O rácio educadoras/crianças deve ser alterado, para haver maior vigilância?
O rácio já me preocupava, mas há outras preocupações, como o número de crianças por sala e o tamanho da sala. Aquilo a que assistíamos em muitos sítios era um espaço relativamente pequeno com dezenas de crianças. Esta questão deve ser repensada. Uma coisa é ter 20 crianças num espaço pequeno, outra é ter sete ou oito. A partir do momento em que uma criança ia para o infantário, o número de infeções que fazia não tinha nada a ver com as que fazia quando estava em só casa, e isso deve-se a este contacto permanente umas com as outras e ao facto de serem muitas crianças num espaço pequeno.
Há alguma contestação à abertura das creches. Parece-lhe que, nesta fase, há mais riscos do que vantagens?

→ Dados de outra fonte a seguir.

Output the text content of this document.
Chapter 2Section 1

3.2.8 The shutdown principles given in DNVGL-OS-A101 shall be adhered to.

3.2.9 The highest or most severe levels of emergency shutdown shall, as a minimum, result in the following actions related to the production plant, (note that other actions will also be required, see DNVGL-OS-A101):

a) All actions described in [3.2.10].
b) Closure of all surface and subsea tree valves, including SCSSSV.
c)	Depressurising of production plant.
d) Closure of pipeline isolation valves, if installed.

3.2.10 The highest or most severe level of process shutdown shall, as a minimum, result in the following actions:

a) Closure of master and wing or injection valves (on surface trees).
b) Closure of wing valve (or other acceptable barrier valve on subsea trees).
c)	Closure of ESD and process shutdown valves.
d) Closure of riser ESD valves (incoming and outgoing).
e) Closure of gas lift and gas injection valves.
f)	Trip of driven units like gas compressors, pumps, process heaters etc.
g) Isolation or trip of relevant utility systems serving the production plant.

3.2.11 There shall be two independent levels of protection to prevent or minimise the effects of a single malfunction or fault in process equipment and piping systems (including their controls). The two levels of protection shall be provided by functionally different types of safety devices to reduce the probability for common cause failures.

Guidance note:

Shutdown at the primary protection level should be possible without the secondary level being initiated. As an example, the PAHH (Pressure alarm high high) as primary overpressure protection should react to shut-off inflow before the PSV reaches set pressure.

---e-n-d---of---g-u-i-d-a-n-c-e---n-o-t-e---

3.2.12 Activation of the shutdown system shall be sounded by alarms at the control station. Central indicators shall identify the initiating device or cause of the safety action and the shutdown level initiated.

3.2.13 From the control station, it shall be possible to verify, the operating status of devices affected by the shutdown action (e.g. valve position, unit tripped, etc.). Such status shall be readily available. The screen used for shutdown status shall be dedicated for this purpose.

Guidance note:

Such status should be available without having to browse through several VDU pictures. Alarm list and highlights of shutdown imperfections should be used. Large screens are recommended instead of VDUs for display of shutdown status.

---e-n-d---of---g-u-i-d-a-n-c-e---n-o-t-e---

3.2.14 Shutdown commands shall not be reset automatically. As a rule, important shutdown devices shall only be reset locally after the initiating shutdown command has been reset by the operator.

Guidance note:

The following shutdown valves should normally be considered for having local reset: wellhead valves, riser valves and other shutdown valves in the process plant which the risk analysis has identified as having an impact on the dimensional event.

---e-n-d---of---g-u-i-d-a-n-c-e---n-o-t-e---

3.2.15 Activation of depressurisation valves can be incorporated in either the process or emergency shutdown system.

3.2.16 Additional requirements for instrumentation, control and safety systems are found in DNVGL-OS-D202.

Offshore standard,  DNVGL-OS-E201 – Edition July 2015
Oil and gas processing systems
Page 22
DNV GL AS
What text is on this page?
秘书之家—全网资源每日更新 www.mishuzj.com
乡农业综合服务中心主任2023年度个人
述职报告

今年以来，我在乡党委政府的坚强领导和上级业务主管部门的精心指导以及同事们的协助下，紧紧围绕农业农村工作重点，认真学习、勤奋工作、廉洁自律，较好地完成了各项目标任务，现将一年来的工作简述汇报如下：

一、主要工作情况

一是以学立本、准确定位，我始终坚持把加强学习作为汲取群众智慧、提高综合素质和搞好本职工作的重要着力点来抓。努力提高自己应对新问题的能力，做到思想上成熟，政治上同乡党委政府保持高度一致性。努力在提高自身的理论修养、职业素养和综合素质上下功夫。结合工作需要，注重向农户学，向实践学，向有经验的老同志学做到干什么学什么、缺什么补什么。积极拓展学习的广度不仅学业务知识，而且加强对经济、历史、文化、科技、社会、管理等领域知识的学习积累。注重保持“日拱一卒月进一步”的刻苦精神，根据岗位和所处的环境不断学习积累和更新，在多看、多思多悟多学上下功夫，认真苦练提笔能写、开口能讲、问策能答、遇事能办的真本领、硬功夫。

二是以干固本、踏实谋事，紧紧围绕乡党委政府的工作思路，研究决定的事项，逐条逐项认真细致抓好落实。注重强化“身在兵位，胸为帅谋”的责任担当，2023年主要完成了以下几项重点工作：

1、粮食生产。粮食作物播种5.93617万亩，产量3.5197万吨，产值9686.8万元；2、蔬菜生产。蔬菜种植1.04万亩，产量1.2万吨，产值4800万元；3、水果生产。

Não vamos dizer que não existem riscos, mas, se isto for feito de maneira gradual e introduzindo mudanças no paradigma daquilo que era o habitual dentro da creche, que são riscos controláveis, minimiza-se ao máximo. E temos de ir avaliando, como sempre fizemos, passo a passo. Podemos, eventualmente, ter de retroceder em alguma coisa, e devemos ter a humildade de perceber isso: posso dar três passos e, a qualquer momento, ter de retroceder dois. Vamos avaliando, mas com tranquilidade. Apesar de tudo, as coisas têm corrido bem porque temo-lo feito com tranquilidade, sem exageros, sem pânicos e sem criar nas pessoas um sentimento de medo, porque isso não leva a nada.
Há pais que têm de deixar bebés muito pequenos nas creches. Podem fazê-lo à vontade?
À partida, podem fazê-lo com tranquilidade. É sempre difícil deixar um filho pequeno numa creche, e com certeza que, agora, a preocupação cresce. Mas estou convicto de que isso rapidamente vai ser esbatido.